A couple of hundred people called to the family home over those 72 hours. Her body was laid out in the 2007 extension, fittingly enough. Sympathisers could enter through the extension’s door and then exit through the original part of the house.

We were further aided in our attempts to make it as painless an experience as possible by the fact that there’s a large (now eponymous) field beside the house, which could be used as a car park.

It was mid-April so there was a bit of growth in the grass. Obviously, every car that drove in, and every passenger who then walked from said car to the house, tramped down this grass.  By Tuesday, when my father once again closed the galvanised gate, the field was almost completely flat.

Fast forward two weeks though and the grass made its inexorable comeback. By the time of the Month’s Mind you had to look hard to see a trace of the funeral traffic.

This struck me as a sad but accurate analogy for how our own lives will change. The tracks she made in our daily existence will fade and fade. We’ll always have our memories, of course, but the everyday decisions she made and the habits she had will stop being part of our world.
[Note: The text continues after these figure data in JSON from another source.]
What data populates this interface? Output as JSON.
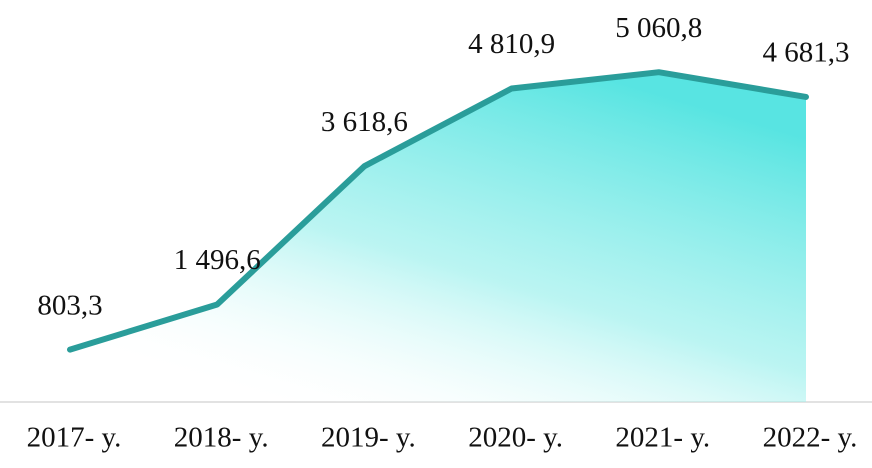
{
  "chart_data": {
    "type": "area",
    "categories": [
      "2017- y.",
      "2018- y.",
      "2019- y.",
      "2020- y.",
      "2021- y.",
      "2022- y."
    ],
    "values": [
      803.3,
      1496.6,
      3618.6,
      4810.9,
      5060.8,
      4681.3
    ],
    "value_labels": [
      "803,3",
      "1 496,6",
      "3 618,6",
      "4 810,9",
      "5 060,8",
      "4 681,3"
    ],
    "color": "#2a9d9a",
    "ylim": [
      0,
      6000
    ]
  }
}
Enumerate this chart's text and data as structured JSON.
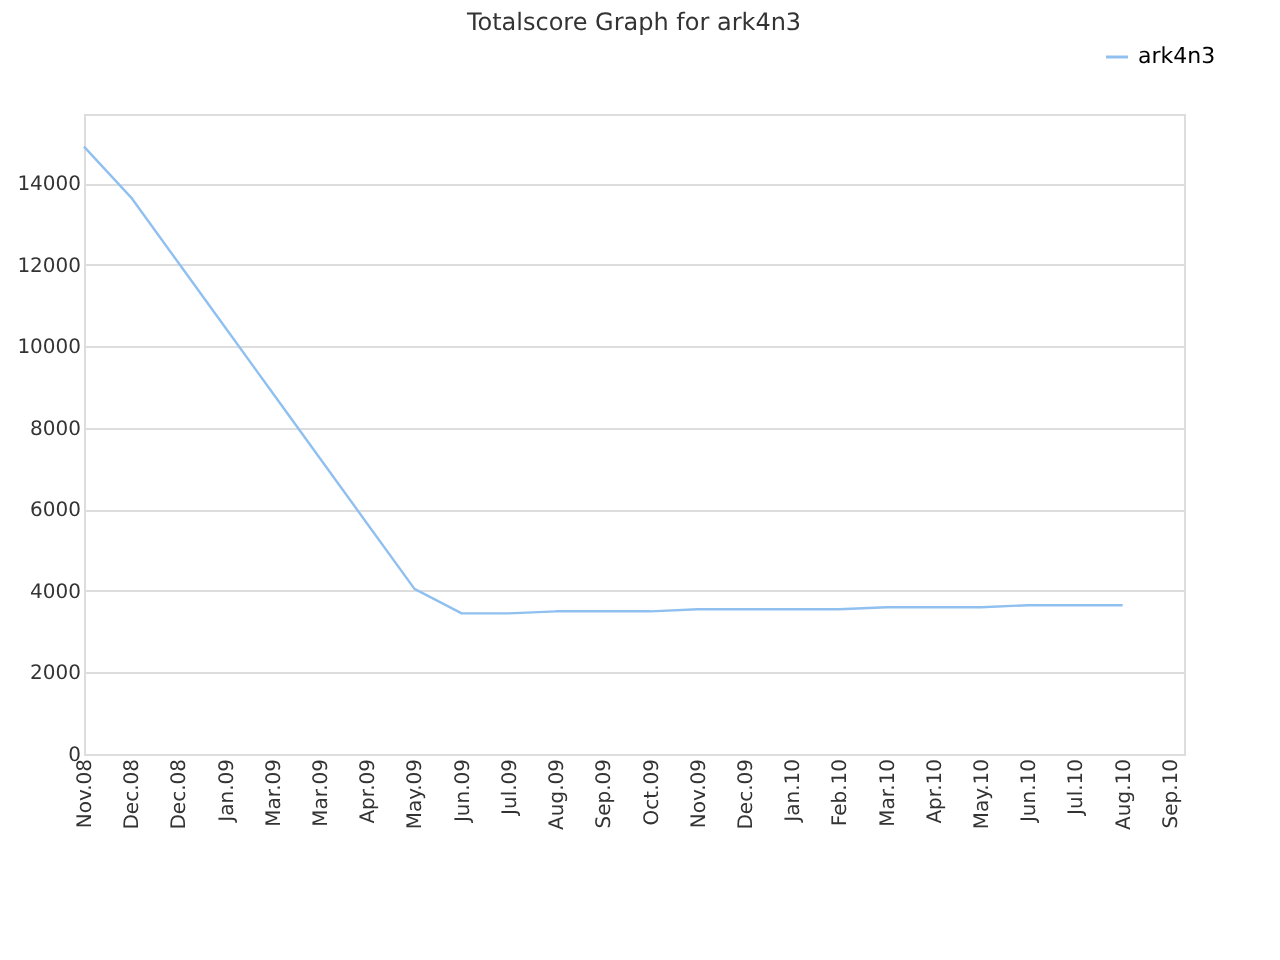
{
  "chart_data": {
    "type": "line",
    "title": "Totalscore Graph for ark4n3",
    "categories": [
      "Nov.08",
      "Dec.08",
      "Dec.08",
      "Jan.09",
      "Mar.09",
      "Mar.09",
      "Apr.09",
      "May.09",
      "Jun.09",
      "Jul.09",
      "Aug.09",
      "Sep.09",
      "Oct.09",
      "Nov.09",
      "Dec.09",
      "Jan.10",
      "Feb.10",
      "Mar.10",
      "Apr.10",
      "May.10",
      "Jun.10",
      "Jul.10",
      "Aug.10",
      "Sep.10"
    ],
    "series": [
      {
        "name": "ark4n3",
        "color": "#90c0f0",
        "values": [
          14900,
          13650,
          12050,
          10450,
          8850,
          7250,
          5650,
          4050,
          3450,
          3450,
          3500,
          3500,
          3500,
          3550,
          3550,
          3550,
          3550,
          3600,
          3600,
          3600,
          3650,
          3650,
          3650,
          null
        ]
      }
    ],
    "ylim": [
      0,
      15700
    ],
    "yticks": [
      0,
      2000,
      4000,
      6000,
      8000,
      10000,
      12000,
      14000
    ],
    "grid": "y",
    "legend": "top right",
    "marker": "none",
    "line_style": "solid"
  }
}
It hasn’t happened yet. A case in point: my brother and his wife are still receiving the monthly copy of National Geographic that she subscribed them to as a gift last Christmas.

It will happen. It is inevitable. The certainty of it saddens me but this is the track which we all must walk.

Unfortunately, I am no poet. I don’t even like poetry for the most part. So having these thoughts and recognising that these emotions might provide the basis for three poems doesn’t mean that the poems will write themselves. As you all know, I work better when the questions have definitive answers.